The resulting code won't be easily understandable I guess, because you won't be able to figure out right away, that this code is working with "raw" JSON / I would not immediately connect NSDictionary with JSON's "{ }". At least it won't be self documenting.

Im sticking a bit too much to the implementation example for above. Beyond this, an abstract implementation would leave us with those problems:

There is no indication that there is just a limited set of options, but there is actually just a limited set of possible types for this Any value, because it is JSON, as we found out.
What is the decoders internal representation if it isn't JSON?

Also, I do dislike the concept of an abstract type for all formats, because I fell like it does not match the design of Decoder. I would consider it better to have some method like abstractRepresentation alongside with keyedContainer, unkeyedContainer and singleValueContainer. The problem with this is, that the return type is still open...

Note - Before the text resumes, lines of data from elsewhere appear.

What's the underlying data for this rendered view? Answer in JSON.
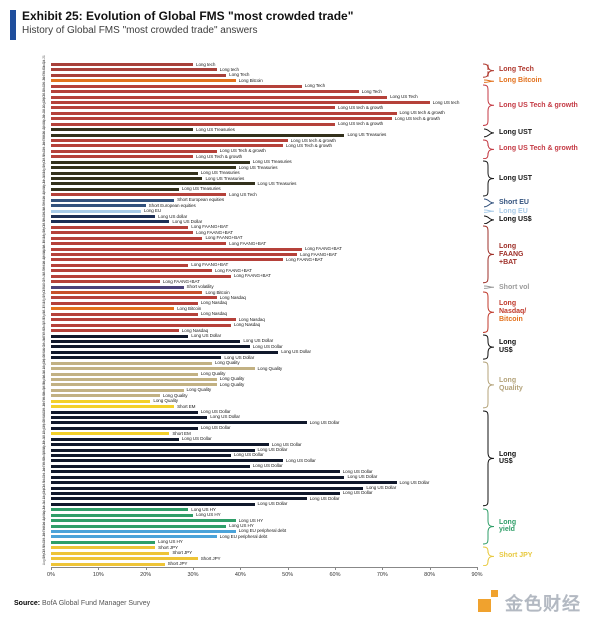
{
  "header": {
    "exhibit_title": "Exhibit 25: Evolution of Global FMS \"most crowded trade\"",
    "subtitle": "History of Global FMS \"most crowded trade\" answers"
  },
  "footer": {
    "source_label": "Source:",
    "source_text": " BofA Global Fund Manager Survey",
    "watermark_text": "金色财经"
  },
  "chart_data": {
    "type": "bar",
    "orientation": "horizontal",
    "title": "Evolution of Global FMS \"most crowded trade\"",
    "xlabel": "% of FMS respondents",
    "xlim": [
      0,
      90
    ],
    "x_ticks": [
      "0%",
      "10%",
      "20%",
      "30%",
      "40%",
      "50%",
      "60%",
      "70%",
      "80%",
      "90%"
    ],
    "grid": false,
    "bars": [
      {
        "date": "Apr-21",
        "label": "Long tech",
        "value": 30,
        "color": "#a8403a"
      },
      {
        "date": "Mar-21",
        "label": "Long tech",
        "value": 35,
        "color": "#a8403a"
      },
      {
        "date": "Feb-21",
        "label": "Long Tech",
        "value": 37,
        "color": "#a8403a"
      },
      {
        "date": "Jan-21",
        "label": "Long Bitcoin",
        "value": 39,
        "color": "#e2711d"
      },
      {
        "date": "Dec-20",
        "label": "Long Tech",
        "value": 53,
        "color": "#b5413a"
      },
      {
        "date": "Nov-20",
        "label": "Long Tech",
        "value": 65,
        "color": "#b5413a"
      },
      {
        "date": "Oct-20",
        "label": "Long US Tech",
        "value": 71,
        "color": "#b5413a"
      },
      {
        "date": "Sep-20",
        "label": "Long US tech",
        "value": 80,
        "color": "#b5413a"
      },
      {
        "date": "Aug-20",
        "label": "Long US tech & growth",
        "value": 60,
        "color": "#b5413a"
      },
      {
        "date": "Jul-20",
        "label": "Long US tech & growth",
        "value": 73,
        "color": "#b5413a"
      },
      {
        "date": "Jun-20",
        "label": "Long US tech & growth",
        "value": 72,
        "color": "#b5413a"
      },
      {
        "date": "May-20",
        "label": "Long US tech & growth",
        "value": 60,
        "color": "#b5413a"
      },
      {
        "date": "Apr-20",
        "label": "Long US Treasuries",
        "value": 30,
        "color": "#33311c"
      },
      {
        "date": "Mar-20",
        "label": "Long US Treasuries",
        "value": 62,
        "color": "#33311c"
      },
      {
        "date": "Feb-20",
        "label": "Long US tech & growth",
        "value": 50,
        "color": "#b5413a"
      },
      {
        "date": "Jan-20",
        "label": "Long US Tech & growth",
        "value": 49,
        "color": "#b5413a"
      },
      {
        "date": "Dec-19",
        "label": "Long US Tech & growth",
        "value": 35,
        "color": "#b5413a"
      },
      {
        "date": "Nov-19",
        "label": "Long US Tech & growth",
        "value": 30,
        "color": "#b5413a"
      },
      {
        "date": "Oct-19",
        "label": "Long US Treasuries",
        "value": 42,
        "color": "#33311c"
      },
      {
        "date": "Sep-19",
        "label": "Long US Treasuries",
        "value": 39,
        "color": "#33311c"
      },
      {
        "date": "Aug-19",
        "label": "Long US Treasuries",
        "value": 31,
        "color": "#33311c"
      },
      {
        "date": "Jul-19",
        "label": "Long US Treasuries",
        "value": 32,
        "color": "#33311c"
      },
      {
        "date": "Jun-19",
        "label": "Long US Treasuries",
        "value": 43,
        "color": "#33311c"
      },
      {
        "date": "May-19",
        "label": "Long US Treasuries",
        "value": 27,
        "color": "#33311c"
      },
      {
        "date": "Apr-19",
        "label": "Long US Tech",
        "value": 37,
        "color": "#b5413a"
      },
      {
        "date": "Mar-19",
        "label": "Short European equities",
        "value": 26,
        "color": "#33527d"
      },
      {
        "date": "Feb-19",
        "label": "Short European equities",
        "value": 20,
        "color": "#33527d"
      },
      {
        "date": "Jan-19",
        "label": "Long EU",
        "value": 19,
        "color": "#a8cbe8"
      },
      {
        "date": "Dec-18",
        "label": "Long US dollar",
        "value": 22,
        "color": "#1d2f55"
      },
      {
        "date": "Nov-18",
        "label": "Long US Dollar",
        "value": 25,
        "color": "#1d2f55"
      },
      {
        "date": "Oct-18",
        "label": "Long FAANG+BAT",
        "value": 29,
        "color": "#b5413a"
      },
      {
        "date": "Sep-18",
        "label": "Long FAANG+BAT",
        "value": 30,
        "color": "#b5413a"
      },
      {
        "date": "Aug-18",
        "label": "Long FAANG+BAT",
        "value": 32,
        "color": "#b5413a"
      },
      {
        "date": "Jul-18",
        "label": "Long FAANG+BAT",
        "value": 37,
        "color": "#b5413a"
      },
      {
        "date": "Jun-18",
        "label": "Long FAANG+BAT",
        "value": 53,
        "color": "#b5413a"
      },
      {
        "date": "May-18",
        "label": "Long FAANG+BAT",
        "value": 52,
        "color": "#b5413a"
      },
      {
        "date": "Apr-18",
        "label": "Long FAANG+BAT",
        "value": 49,
        "color": "#b5413a"
      },
      {
        "date": "Mar-18",
        "label": "Long FAANG+BAT",
        "value": 29,
        "color": "#b5413a"
      },
      {
        "date": "Feb-18",
        "label": "Long FAANG+BAT",
        "value": 34,
        "color": "#b5413a"
      },
      {
        "date": "Jan-18",
        "label": "Long FAANG+BAT",
        "value": 38,
        "color": "#b5413a"
      },
      {
        "date": "Dec-17",
        "label": "Long FAANG+BAT",
        "value": 23,
        "color": "#b5413a"
      },
      {
        "date": "Nov-17",
        "label": "Short volatility",
        "value": 28,
        "color": "#4c4279"
      },
      {
        "date": "Oct-17",
        "label": "Long Bitcoin",
        "value": 32,
        "color": "#c8502a"
      },
      {
        "date": "Sep-17",
        "label": "Long Nasdaq",
        "value": 35,
        "color": "#b5413a"
      },
      {
        "date": "Aug-17",
        "label": "Long Nasdaq",
        "value": 31,
        "color": "#b5413a"
      },
      {
        "date": "Jul-17",
        "label": "Long Bitcoin",
        "value": 26,
        "color": "#e2711d"
      },
      {
        "date": "Jun-17",
        "label": "Long Nasdaq",
        "value": 31,
        "color": "#b5413a"
      },
      {
        "date": "May-17",
        "label": "Long Nasdaq",
        "value": 39,
        "color": "#b5413a"
      },
      {
        "date": "Apr-17",
        "label": "Long Nasdaq",
        "value": 38,
        "color": "#b5413a"
      },
      {
        "date": "Mar-17",
        "label": "Long Nasdaq",
        "value": 27,
        "color": "#b5413a"
      },
      {
        "date": "Feb-17",
        "label": "Long US Dollar",
        "value": 29,
        "color": "#10182b"
      },
      {
        "date": "Jan-17",
        "label": "Long US Dollar",
        "value": 40,
        "color": "#10182b"
      },
      {
        "date": "Dec-16",
        "label": "Long US Dollar",
        "value": 42,
        "color": "#10182b"
      },
      {
        "date": "Nov-16",
        "label": "Long US Dollar",
        "value": 48,
        "color": "#10182b"
      },
      {
        "date": "Oct-16",
        "label": "Long US Dollar",
        "value": 36,
        "color": "#10182b"
      },
      {
        "date": "Sep-16",
        "label": "Long Quality",
        "value": 34,
        "color": "#c2b183"
      },
      {
        "date": "Aug-16",
        "label": "Long Quality",
        "value": 43,
        "color": "#c2b183"
      },
      {
        "date": "Jul-16",
        "label": "Long Quality",
        "value": 31,
        "color": "#c2b183"
      },
      {
        "date": "Jun-16",
        "label": "Long Quality",
        "value": 35,
        "color": "#c2b183"
      },
      {
        "date": "May-16",
        "label": "Long Quality",
        "value": 35,
        "color": "#c2b183"
      },
      {
        "date": "Apr-16",
        "label": "Long Quality",
        "value": 28,
        "color": "#c2b183"
      },
      {
        "date": "Mar-16",
        "label": "Long Quality",
        "value": 23,
        "color": "#c2b183"
      },
      {
        "date": "Feb-16",
        "label": "Long Quality",
        "value": 21,
        "color": "#f3d02a"
      },
      {
        "date": "Jan-16",
        "label": "Short EM",
        "value": 26,
        "color": "#f3d02a"
      },
      {
        "date": "Dec-15",
        "label": "Long US Dollar",
        "value": 31,
        "color": "#10182b"
      },
      {
        "date": "Nov-15",
        "label": "Long US Dollar",
        "value": 33,
        "color": "#10182b"
      },
      {
        "date": "Oct-15",
        "label": "Long US Dollar",
        "value": 54,
        "color": "#10182b"
      },
      {
        "date": "Sep-15",
        "label": "Long US Dollar",
        "value": 31,
        "color": "#10182b"
      },
      {
        "date": "Aug-15",
        "label": "Short EM",
        "value": 25,
        "color": "#f3d02a"
      },
      {
        "date": "Jul-15",
        "label": "Long US Dollar",
        "value": 27,
        "color": "#10182b"
      },
      {
        "date": "Jun-15",
        "label": "Long US Dollar",
        "value": 46,
        "color": "#10182b"
      },
      {
        "date": "May-15",
        "label": "Long US Dollar",
        "value": 43,
        "color": "#10182b"
      },
      {
        "date": "Apr-15",
        "label": "Long US Dollar",
        "value": 38,
        "color": "#10182b"
      },
      {
        "date": "Mar-15",
        "label": "Long US Dollar",
        "value": 49,
        "color": "#10182b"
      },
      {
        "date": "Feb-15",
        "label": "Long US Dollar",
        "value": 42,
        "color": "#10182b"
      },
      {
        "date": "Jan-15",
        "label": "Long US Dollar",
        "value": 61,
        "color": "#10182b"
      },
      {
        "date": "Dec-14",
        "label": "Long US Dollar",
        "value": 62,
        "color": "#10182b"
      },
      {
        "date": "Nov-14",
        "label": "Long US Dollar",
        "value": 73,
        "color": "#10182b"
      },
      {
        "date": "Oct-14",
        "label": "Long US Dollar",
        "value": 66,
        "color": "#10182b"
      },
      {
        "date": "Sep-14",
        "label": "Long US Dollar",
        "value": 61,
        "color": "#10182b"
      },
      {
        "date": "Aug-14",
        "label": "Long US Dollar",
        "value": 54,
        "color": "#10182b"
      },
      {
        "date": "Jul-14",
        "label": "Long US Dollar",
        "value": 43,
        "color": "#10182b"
      },
      {
        "date": "Jun-14",
        "label": "Long US HY",
        "value": 29,
        "color": "#2f9e68"
      },
      {
        "date": "May-14",
        "label": "Long US HY",
        "value": 30,
        "color": "#2f9e68"
      },
      {
        "date": "Apr-14",
        "label": "Long US HY",
        "value": 39,
        "color": "#2f9e68"
      },
      {
        "date": "Mar-14",
        "label": "Long US HY",
        "value": 37,
        "color": "#2f9e68"
      },
      {
        "date": "Feb-14",
        "label": "Long EU peripheral debt",
        "value": 39,
        "color": "#4ba3d9"
      },
      {
        "date": "Jan-14",
        "label": "Long EU peripheral debt",
        "value": 35,
        "color": "#4ba3d9"
      },
      {
        "date": "Dec-13",
        "label": "Long US HY",
        "value": 22,
        "color": "#2f9e68"
      },
      {
        "date": "Nov-13",
        "label": "Short JPY",
        "value": 22,
        "color": "#eec437"
      },
      {
        "date": "Oct-13",
        "label": "Short JPY",
        "value": 25,
        "color": "#eec437"
      },
      {
        "date": "Sep-13",
        "label": "Short JPY",
        "value": 31,
        "color": "#eec437"
      },
      {
        "date": "Aug-13",
        "label": "Short JPY",
        "value": 24,
        "color": "#eec437"
      }
    ],
    "groups": [
      {
        "start": 0,
        "end": 2,
        "color": "#b03a30",
        "lines": [
          {
            "text": "Long Tech",
            "color": "#b03a30"
          }
        ]
      },
      {
        "start": 3,
        "end": 3,
        "color": "#e2711d",
        "lines": [
          {
            "text": "Long Bitcoin",
            "color": "#e2711d"
          }
        ]
      },
      {
        "start": 4,
        "end": 11,
        "color": "#c43a44",
        "lines": [
          {
            "text": "Long US Tech & growth",
            "color": "#c43a44"
          }
        ]
      },
      {
        "start": 12,
        "end": 13,
        "color": "#1a1a1a",
        "lines": [
          {
            "text": "Long UST",
            "color": "#1a1a1a"
          }
        ]
      },
      {
        "start": 14,
        "end": 17,
        "color": "#c43a44",
        "lines": [
          {
            "text": "Long US Tech & growth",
            "color": "#c43a44"
          }
        ]
      },
      {
        "start": 18,
        "end": 24,
        "color": "#1a1a1a",
        "lines": [
          {
            "text": "Long UST",
            "color": "#1a1a1a"
          }
        ]
      },
      {
        "start": 25,
        "end": 26,
        "color": "#33527d",
        "lines": [
          {
            "text": "Short EU",
            "color": "#33527d"
          }
        ]
      },
      {
        "start": 27,
        "end": 27,
        "color": "#a8cbe8",
        "lines": [
          {
            "text": "Long EU",
            "color": "#a8cbe8"
          }
        ]
      },
      {
        "start": 28,
        "end": 29,
        "color": "#111111",
        "lines": [
          {
            "text": "Long US$",
            "color": "#111111"
          }
        ]
      },
      {
        "start": 30,
        "end": 40,
        "color": "#9e2f28",
        "lines": [
          {
            "text": "Long",
            "color": "#9e2f28"
          },
          {
            "text": "FAANG",
            "color": "#9e2f28"
          },
          {
            "text": "+BAT",
            "color": "#9e2f28"
          }
        ]
      },
      {
        "start": 41,
        "end": 41,
        "color": "#9a9a9a",
        "lines": [
          {
            "text": "Short vol",
            "color": "#9a9a9a"
          }
        ]
      },
      {
        "start": 42,
        "end": 49,
        "color": "#c0392b",
        "lines": [
          {
            "text": "Long",
            "color": "#c0392b"
          },
          {
            "text": "Nasdaq/",
            "color": "#c0392b"
          },
          {
            "text": "Bitcoin",
            "color": "#e2711d"
          }
        ]
      },
      {
        "start": 50,
        "end": 54,
        "color": "#111111",
        "lines": [
          {
            "text": "Long",
            "color": "#111111"
          },
          {
            "text": "US$",
            "color": "#111111"
          }
        ]
      },
      {
        "start": 55,
        "end": 63,
        "color": "#b4a37a",
        "lines": [
          {
            "text": "Long",
            "color": "#b4a37a"
          },
          {
            "text": "Quality",
            "color": "#b4a37a"
          }
        ]
      },
      {
        "start": 64,
        "end": 81,
        "color": "#111111",
        "lines": [
          {
            "text": "Long",
            "color": "#111111"
          },
          {
            "text": "US$",
            "color": "#111111"
          }
        ]
      },
      {
        "start": 82,
        "end": 88,
        "color": "#2f9e68",
        "lines": [
          {
            "text": "Long",
            "color": "#2f9e68"
          },
          {
            "text": "yield",
            "color": "#2f9e68"
          }
        ]
      },
      {
        "start": 89,
        "end": 92,
        "color": "#e8c93f",
        "lines": [
          {
            "text": "Short JPY",
            "color": "#e8c93f"
          }
        ]
      }
    ]
  }
}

If we had a type such as RawJSON (I'm really not good at naming), we could add general working-with-JSON capabilities and not show the NSDictionarys under our cloths to the world. One could ask this type whether it has a keyed container for us, or a number, and so on. We could also tell it that we want to have a number, also if there is a string (only if it is convertible of course). These examples are certainly not well designed right now, but I think it shows what I mean. This new type would could take a way lager role in the JSON decoding game. We could start with such a RawJSON, do some lookup and extraction (like resolving the upper container levels that maybe contain information we don't really want to have as a type on it's own, I don't know if this is happens often, but I have seen something similar with another format) and then at some other point, tell JSONDecoder to decode the remaining JSON for us. If we need to handle something like the meta data from this issue, we could go on manually working with the JSON and if it contained other data, that would rather like to have as an instance of one of our custom types, we could just go on as we started: We would tell JSONDecoder to decode the remaining RawJSON extracted before.

I don't think wo should miss this chance with adding an abstract type. Other implementations for other formats could follow the same way, but would not be required to do so.